Curious Meta-Controller: Adaptive Alternation between Model-Based and Model-Free Control in Deep Reinforcement Learning
This addresses the problem of high sample requirements in model-free RL for robotics, offering a hybrid solution that is incremental but practical for real-world applications.
The paper tackles the trade-off between sample efficiency and representational limitations in deep reinforcement learning for continuous control by proposing the Curious Meta-Controller, which adaptively alternates between model-based and model-free control using curiosity feedback, achieving near-optimal performance and improved sample efficiency on robotic reaching and grasping tasks from raw-pixel input.
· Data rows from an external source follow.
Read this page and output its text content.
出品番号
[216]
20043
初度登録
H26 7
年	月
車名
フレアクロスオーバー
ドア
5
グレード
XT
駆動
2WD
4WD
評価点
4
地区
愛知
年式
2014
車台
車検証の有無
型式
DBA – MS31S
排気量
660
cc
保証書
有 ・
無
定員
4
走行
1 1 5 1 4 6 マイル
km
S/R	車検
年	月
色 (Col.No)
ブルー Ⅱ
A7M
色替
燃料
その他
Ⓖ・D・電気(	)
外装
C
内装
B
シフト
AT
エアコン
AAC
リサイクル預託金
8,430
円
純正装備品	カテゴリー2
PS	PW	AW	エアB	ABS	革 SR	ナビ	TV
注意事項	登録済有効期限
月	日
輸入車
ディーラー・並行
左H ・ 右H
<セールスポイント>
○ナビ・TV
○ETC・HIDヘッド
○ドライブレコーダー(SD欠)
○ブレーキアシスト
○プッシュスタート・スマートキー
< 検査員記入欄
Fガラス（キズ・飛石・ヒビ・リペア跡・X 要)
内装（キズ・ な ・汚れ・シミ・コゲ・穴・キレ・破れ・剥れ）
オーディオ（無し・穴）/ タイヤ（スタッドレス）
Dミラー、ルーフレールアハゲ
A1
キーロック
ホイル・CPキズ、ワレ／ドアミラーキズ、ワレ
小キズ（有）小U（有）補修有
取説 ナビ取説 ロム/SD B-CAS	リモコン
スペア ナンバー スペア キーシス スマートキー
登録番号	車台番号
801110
Recent success in deep reinforcement learning for continuous control has been dominated by model-free approaches which, unlike model-based approaches, do not suffer from representational limitations in making assumptions about the world dynamics and model errors inevitable in complex domains. However, they require a lot of experiences compared to model-based approaches that are typically more sample-efficient. We propose to combine the benefits of the two approaches by presenting an integrated approach called Curious Meta-Controller. Our approach alternates adaptively between model-based and model-free control using a curiosity feedback based on the learning progress of a neural model of the dynamics in a learned latent space. We demonstrate that our approach can significantly improve the sample efficiency and achieve near-optimal performance on learning robotic reaching and grasping tasks from raw-pixel input in both dense and sparse reward settings.